この成長率でも日本の普通のIT会社より成長率自体は高いです。
ただ、それでPER50倍以上もつくほどの実力はないように思えます。
2024年になってAIというのがだいたい見えてきて、一般ユーザーからすればOfficeとかPhotoshopに追加された新たなオプション的な感じで、あれば便利ですし慣れれば必須となりますが、新たに乗り換えるサービスとしてはそこまでないです。
せいぜいChatGPTくらいで、その後に革命的なAIサービスは生まれているように思えず、既にに覇者となっているツールやデバイスを展開する企業がクラウドやSaaSといった成長領域から、投資家の要望に答えてAI領域や事業に手を広げているだけのようにしか思えません。
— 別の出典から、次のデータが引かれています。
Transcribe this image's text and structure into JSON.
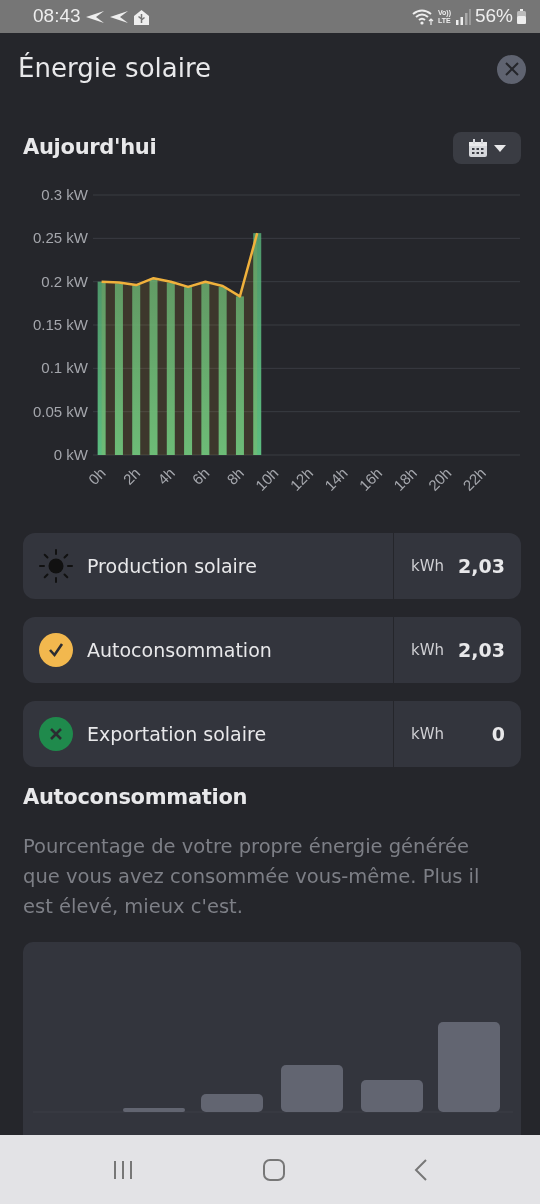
{
  "status_bar": {
    "time": "08:43",
    "network": [
      "Vo))",
      "LTE"
    ],
    "battery": "56%"
  },
  "dialog": {
    "title": "Énergie solaire"
  },
  "today": {
    "title": "Aujourd'hui",
    "chart_data": {
      "type": "bar",
      "x": [
        0,
        1,
        2,
        3,
        4,
        5,
        6,
        7,
        8,
        9
      ],
      "xlim": [
        -0.5,
        24.2
      ],
      "grid": true,
      "ylim": [
        0,
        0.3
      ],
      "xticks": [
        {
          "value": 0,
          "label": "0h"
        },
        {
          "value": 2,
          "label": "2h"
        },
        {
          "value": 4,
          "label": "4h"
        },
        {
          "value": 6,
          "label": "6h"
        },
        {
          "value": 8,
          "label": "8h"
        },
        {
          "value": 10,
          "label": "10h"
        },
        {
          "value": 12,
          "label": "12h"
        },
        {
          "value": 14,
          "label": "14h"
        },
        {
          "value": 16,
          "label": "16h"
        },
        {
          "value": 18,
          "label": "18h"
        },
        {
          "value": 20,
          "label": "20h"
        },
        {
          "value": 22,
          "label": "22h"
        }
      ],
      "yticks": [
        {
          "value": 0,
          "label": "0 kW"
        },
        {
          "value": 0.05,
          "label": "0.05 kW"
        },
        {
          "value": 0.1,
          "label": "0.1 kW"
        },
        {
          "value": 0.15,
          "label": "0.15 kW"
        },
        {
          "value": 0.2,
          "label": "0.2 kW"
        },
        {
          "value": 0.25,
          "label": "0.25 kW"
        },
        {
          "value": 0.3,
          "label": "0.3 kW"
        }
      ],
      "series": [
        {
          "type": "bar",
          "color": "#5cbd80",
          "values": [
            0.2,
            0.198,
            0.196,
            0.203,
            0.199,
            0.194,
            0.199,
            0.194,
            0.183,
            0.256
          ]
        },
        {
          "type": "line",
          "color": "#f0b13c",
          "values": [
            0.2,
            0.199,
            0.196,
            0.204,
            0.2,
            0.194,
            0.2,
            0.195,
            0.183,
            0.256
          ]
        }
      ]
    }
  },
  "stats": [
    {
      "kind": "production",
      "label": "Production solaire",
      "unit": "kWh",
      "value": "2,03"
    },
    {
      "kind": "consumption",
      "label": "Autoconsommation",
      "unit": "kWh",
      "value": "2,03"
    },
    {
      "kind": "export",
      "label": "Exportation solaire",
      "unit": "kWh",
      "value": "0"
    }
  ],
  "self_consumption": {
    "title": "Autoconsommation",
    "description": "Pourcentage de votre propre énergie générée que vous avez consommée vous-même. Plus il est élevé, mieux c'est."
  }
}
Appleが一時期車を作るという自動運転とEVバブル的な影響から、それが終わったために止めて、次は投資家に答える形でAIの発表があったのが象徴的でAIという領域への期待先行やAIをやっていないと企業として終わっているという感じで無理やり投資が進んでいる感があり、成長性がある領域を持っている堀のある企業には無関係でAIはトレンドの一種から出れていないように思います。
AIが思ったより社会を変えていないし、思ったより必須の技術でもないようで日本におけるAI企業への追い風にはなっているように思えません。
成長率の推移を見るに鈍化傾向にあった企業は多いですが、それを上向かせるほどのインパクトはなかったため株価がどんどん上がるという状況ではないようです。
今回のバブルでNvidiaがバブルではないと言われるのは成長率がとんでもないからで、それ以外にはバブルっぽい。株価指標だけ上がった企業が多いのでふるい落としでAIを自社サービスの独占に利用できている企業と分断されているのでしょう。